2. Systems focus on what we can control.
Using a systems approach means that we focus on our actions, on what we can control rather than what we can’t. We can’t control the unpredictable nature of our environment.
My company failed to meet its sales targets due to the worst economic crisis to hit Ghana in the last 10 years. That’s something that I couldn’t predict, but we’ve remained loyal to a system we created, which was to get a new sales representative every three months and divide their sales rounds into geographical areas.
We now have a lot of leads and hopes for next year, though these efforts won’t be reflected in the sales numbers of 2016. If we remain loyal to our system, then the chances are that we will succeed in increasing sales next year.
3. Building systems leads to mastery.
When we put in the right systems in our lives, the odds are we would improve continually through small, incremental changes that accumulate over time.

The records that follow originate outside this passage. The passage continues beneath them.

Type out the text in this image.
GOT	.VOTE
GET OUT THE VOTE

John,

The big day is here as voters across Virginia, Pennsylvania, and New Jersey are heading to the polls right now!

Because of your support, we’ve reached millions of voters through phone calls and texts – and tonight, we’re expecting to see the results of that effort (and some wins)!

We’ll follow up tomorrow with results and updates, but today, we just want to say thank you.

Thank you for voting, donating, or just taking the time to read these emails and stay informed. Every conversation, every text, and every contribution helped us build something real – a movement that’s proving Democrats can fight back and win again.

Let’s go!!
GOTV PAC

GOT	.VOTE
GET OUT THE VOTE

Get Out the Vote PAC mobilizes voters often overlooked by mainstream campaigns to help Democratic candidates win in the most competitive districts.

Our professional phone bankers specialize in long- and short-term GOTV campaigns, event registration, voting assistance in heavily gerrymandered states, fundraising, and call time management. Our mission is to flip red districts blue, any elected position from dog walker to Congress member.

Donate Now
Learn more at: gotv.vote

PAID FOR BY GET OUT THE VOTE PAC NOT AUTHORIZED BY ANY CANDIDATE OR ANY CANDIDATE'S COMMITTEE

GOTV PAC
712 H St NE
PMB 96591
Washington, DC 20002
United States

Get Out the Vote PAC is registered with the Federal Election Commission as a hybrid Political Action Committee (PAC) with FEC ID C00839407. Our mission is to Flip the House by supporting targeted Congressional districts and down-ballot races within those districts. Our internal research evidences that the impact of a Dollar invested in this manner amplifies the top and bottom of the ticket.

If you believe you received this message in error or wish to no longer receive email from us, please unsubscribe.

When achieving goals of losing 50 pounds, running the London marathon, or meeting our sales targets, most of the time it’s based on willpower alone, which can only last for so long. Therefore it comes as no surprise that people put the weight back on, stop running altogether or fail to meet their new sales targets the following year when the motivation runs out and there are no proper systems in place.

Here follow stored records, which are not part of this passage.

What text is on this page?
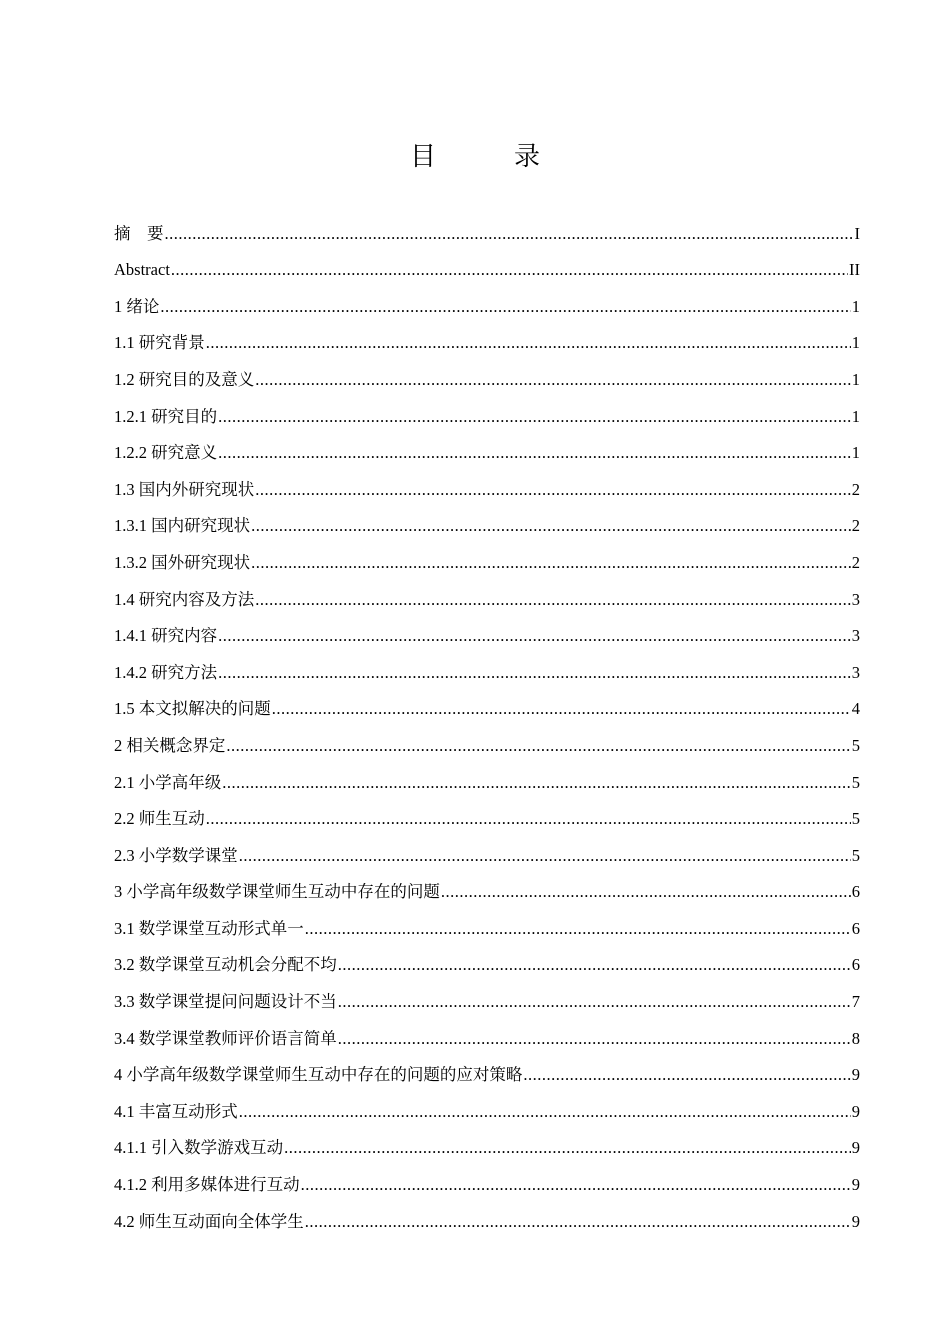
目　录
摘　要 .....	I
Abstract .....	II
1 绪论 .....	1
1.1 研究背景 .....	1
1.2 研究目的及意义 .....	1
1.2.1 研究目的 .....	1
1.2.2 研究意义 .....	1
1.3 国内外研究现状 .....	2
1.3.1 国内研究现状 .....	2
1.3.2 国外研究现状 .....	2
1.4 研究内容及方法 .....	3
1.4.1 研究内容 .....	3
1.4.2 研究方法 .....	3
1.5 本文拟解决的问题 .....	4
2 相关概念界定 .....	5
2.1 小学高年级 .....	5
2.2 师生互动 .....	5
2.3 小学数学课堂 .....	5
3 小学高年级数学课堂师生互动中存在的问题 .....	6
3.1 数学课堂互动形式单一 .....	6
3.2 数学课堂互动机会分配不均 .....	6
3.3 数学课堂提问问题设计不当 .....	7
3.4 数学课堂教师评价语言简单 .....	8
4 小学高年级数学课堂师生互动中存在的问题的应对策略 .....	9
4.1 丰富互动形式 .....	9
4.1.1 引入数学游戏互动 .....	9
4.1.2 利用多媒体进行互动 .....	9
4.2 师生互动面向全体学生 .....	9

We need to develop a craftsman mindset, that is, to put in place a system whereby long term progress is achievable and measurable in doing something small every day toward that activity.
Jerry Seinfeld is one of the richest celebrities in the world with an estimated net worth of $820 million dollars. It all started when he set a simple system in place known now as the “Seinfeld Strategy.”
He would write jokes for a specified time every day so that he would improve on the quality of his jokes. He then got a big wall calendar that had a whole year on one page and hung it on a prominent wall. He would mark the days he wrote in by a big red X. After a few days he got a chain, and he kept at it till the chain grew. His only job was not to break the chain.
He didn’t care if he woke up motivated or not. He didn’t care if his writing was great or not. All that mattered to him was not breaking the chain.
That simple system led him to being one of the richest men in the world.
Systems do work. They make you better at what you’re doing without the pressure that comes with setting goals. They also eliminate the mindset that you are only happy or successful until the next goal is achieved.
When you are devoted to the systems that you put in place, you not only become better at what you’re doing, but you do it with joy and ultimately you achieve more than the goals that you had in mind.